Are you predicting or expecting?
I am not trying to predict the future because it is not a feasible task.
No one walking the earth knows exactly what will happen tomorrow, and recognizing this fact, my trading results have changed for the better. Anyone reading this article may find it odd to hear this from a professional trader and educator. However, predictions can be a dangerous game. Human nature dictates that we always be right and a trader can easily fall into the trap of looking for deals to make money instead of real trading based on technical reasons.
I take a different approach to teaching students to be objective and impartial in trading, much of this I have discussed in my previous articles. I keep students from thinking that they should always be right. If they are constantly trying to predict market direction and results, they soon start to lose sight of the consistent technical analysis, which in reality is: High Probability, Low Risk and not being right every time and all the time. In the real world of trading, even “high probability” is not a “guarantee of success,” and I encourage all of my students to learn to take and enjoy losses — it’s just part of the business.
However, this does not mean that I discourage students to think ahead of time in their market analysis, I firmly believe that it is important to know the possibilities of the price and its direction. It’s almost like preparing for things that can happen even if they don’t. It is not fun and therefore I always keep my mind open and try to be mindful of all things that might happen. You can see that when I am looking for a Forex trade, I am not looking for something that is unlikely to make me money, as I am looking for trades that have minimal risk, high reward potential and odds in my favor. But as I said earlier, these are just criteria and do not mean that the deal will work out. I need something more, I must expect all the possible consequences.

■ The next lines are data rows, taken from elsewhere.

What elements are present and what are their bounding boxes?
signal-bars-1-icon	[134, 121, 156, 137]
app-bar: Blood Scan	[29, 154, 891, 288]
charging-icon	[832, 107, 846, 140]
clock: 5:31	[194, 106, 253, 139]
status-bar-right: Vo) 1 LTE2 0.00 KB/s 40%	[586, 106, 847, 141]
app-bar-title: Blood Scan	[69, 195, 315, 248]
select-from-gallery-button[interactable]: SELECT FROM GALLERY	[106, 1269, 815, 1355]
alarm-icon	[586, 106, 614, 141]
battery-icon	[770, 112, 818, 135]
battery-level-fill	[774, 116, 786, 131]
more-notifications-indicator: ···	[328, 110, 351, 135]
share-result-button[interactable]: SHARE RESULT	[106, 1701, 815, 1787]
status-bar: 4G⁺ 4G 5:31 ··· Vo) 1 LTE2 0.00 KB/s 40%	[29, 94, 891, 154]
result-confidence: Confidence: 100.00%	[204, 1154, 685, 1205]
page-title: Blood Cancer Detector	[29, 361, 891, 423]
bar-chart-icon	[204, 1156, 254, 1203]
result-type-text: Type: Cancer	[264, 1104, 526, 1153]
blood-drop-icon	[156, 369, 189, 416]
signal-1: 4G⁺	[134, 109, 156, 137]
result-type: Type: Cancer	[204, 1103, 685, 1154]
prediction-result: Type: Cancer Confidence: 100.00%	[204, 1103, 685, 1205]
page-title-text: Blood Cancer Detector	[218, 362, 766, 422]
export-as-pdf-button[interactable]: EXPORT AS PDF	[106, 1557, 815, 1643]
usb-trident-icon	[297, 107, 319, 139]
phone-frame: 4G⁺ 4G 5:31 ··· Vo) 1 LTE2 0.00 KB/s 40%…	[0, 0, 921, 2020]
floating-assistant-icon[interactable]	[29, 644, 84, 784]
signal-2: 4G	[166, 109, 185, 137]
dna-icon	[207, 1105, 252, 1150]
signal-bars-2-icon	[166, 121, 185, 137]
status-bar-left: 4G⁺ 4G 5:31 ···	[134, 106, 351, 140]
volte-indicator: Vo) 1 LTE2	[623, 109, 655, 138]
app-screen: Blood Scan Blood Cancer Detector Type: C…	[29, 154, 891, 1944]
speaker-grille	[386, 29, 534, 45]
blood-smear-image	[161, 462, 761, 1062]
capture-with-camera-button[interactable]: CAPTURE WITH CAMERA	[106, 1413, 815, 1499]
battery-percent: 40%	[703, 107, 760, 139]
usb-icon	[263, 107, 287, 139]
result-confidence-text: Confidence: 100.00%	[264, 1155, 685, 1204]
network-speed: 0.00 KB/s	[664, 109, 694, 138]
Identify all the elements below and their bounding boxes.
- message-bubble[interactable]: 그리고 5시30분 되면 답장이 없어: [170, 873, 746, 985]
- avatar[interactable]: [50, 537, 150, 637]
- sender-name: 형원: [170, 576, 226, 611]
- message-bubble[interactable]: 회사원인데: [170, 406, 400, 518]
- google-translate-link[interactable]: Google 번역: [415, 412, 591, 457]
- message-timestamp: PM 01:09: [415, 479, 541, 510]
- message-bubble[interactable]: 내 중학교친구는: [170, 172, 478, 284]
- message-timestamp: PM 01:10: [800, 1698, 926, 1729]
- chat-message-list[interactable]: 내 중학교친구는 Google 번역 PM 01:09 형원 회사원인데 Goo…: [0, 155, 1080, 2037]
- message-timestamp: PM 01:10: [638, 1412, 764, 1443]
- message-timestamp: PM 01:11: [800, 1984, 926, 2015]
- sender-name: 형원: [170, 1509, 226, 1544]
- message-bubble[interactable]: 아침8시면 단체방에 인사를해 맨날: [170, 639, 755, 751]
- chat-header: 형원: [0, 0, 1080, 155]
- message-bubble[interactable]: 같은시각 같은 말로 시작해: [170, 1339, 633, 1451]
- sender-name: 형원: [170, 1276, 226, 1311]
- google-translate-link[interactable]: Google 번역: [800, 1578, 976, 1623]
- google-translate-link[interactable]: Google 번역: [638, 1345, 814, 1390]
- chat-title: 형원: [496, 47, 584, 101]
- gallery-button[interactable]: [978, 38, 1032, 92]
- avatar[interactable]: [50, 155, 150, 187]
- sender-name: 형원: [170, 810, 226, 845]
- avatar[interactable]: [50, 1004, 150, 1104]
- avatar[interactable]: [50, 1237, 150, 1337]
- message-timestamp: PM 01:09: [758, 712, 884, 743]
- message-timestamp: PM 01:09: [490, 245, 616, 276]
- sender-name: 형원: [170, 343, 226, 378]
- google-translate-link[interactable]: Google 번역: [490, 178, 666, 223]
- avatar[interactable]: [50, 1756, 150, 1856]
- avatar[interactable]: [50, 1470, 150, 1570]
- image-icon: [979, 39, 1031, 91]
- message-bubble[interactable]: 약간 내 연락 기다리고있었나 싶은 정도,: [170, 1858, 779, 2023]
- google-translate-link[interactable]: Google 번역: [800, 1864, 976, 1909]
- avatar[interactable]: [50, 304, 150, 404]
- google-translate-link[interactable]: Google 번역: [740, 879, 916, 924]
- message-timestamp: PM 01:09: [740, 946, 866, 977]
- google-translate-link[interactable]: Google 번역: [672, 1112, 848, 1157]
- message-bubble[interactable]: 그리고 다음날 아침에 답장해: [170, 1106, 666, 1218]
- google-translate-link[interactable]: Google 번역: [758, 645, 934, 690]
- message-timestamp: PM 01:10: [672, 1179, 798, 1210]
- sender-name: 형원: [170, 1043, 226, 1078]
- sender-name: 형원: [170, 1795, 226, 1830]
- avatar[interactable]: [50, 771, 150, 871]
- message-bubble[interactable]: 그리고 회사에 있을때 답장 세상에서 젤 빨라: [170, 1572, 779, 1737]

I believe that technical analysis sounds more like an investigation than anything else. For me, a price chart is a roadmap with subtle clues. This roadmap shows us the past and the present. If I look closely enough, these charts will show me the footprints of all the buyers and sellers in the market and what happened at the key reversal points in the market. We can tell if supply was greater than demand by assuming that the price would decline if it returned to that area again. We can get hints about how the market is trading by showing weakness telling me to sell or strength telling me to buy. If we know how to interpret such activity on the graph, then we have a very powerful tool for work, since we can objectively analyze the events of the past and present in order to get clues about what might happen in the future. No doubt nothing is set in stone, but going back to my investigation analogy, I like to help my students think of it as collecting evidence to help them make a decision. Just like any lawyer struggling in court, the better the evidence he provides in support of his case, the more chances he will win it when they await a jury verdict. It goes without saying that even the best struggle and presentation of the case may not get approval, but so what … It’s just a way to act, no one really knows what will happen next in any aspect of life, just like any seasoned lawyer knows that not can win every case, just as a professional footballer knows he cannot win every game. They expect all possible outcomes and still play to win with the odds in their favor. Ask yourself, should trading be different from this?
A clear line can be drawn between Prediction and Interpretation, and this can be used by any novice trader to clearly observe and cover this idea as part of their trading plan. For me, trying to predict what will happen in the Forex market is inconceivable, as I know from my own experience that even the best plan position can fail. In the market, I simply try to trace and interpret all possible events, as a result of which the likelihood of conflict with my emotions decreases. My students and I fully understand that High Probability does not mean Confidence in the organized chaos of the Forex market. We analyze objectively, we limit our risk, set stops and targets, and finally let fate do its thing, while knowing that the market may not behave the way we want it to. but may behave as we expect. Remember that if you got a small loss, then later you can get a big win.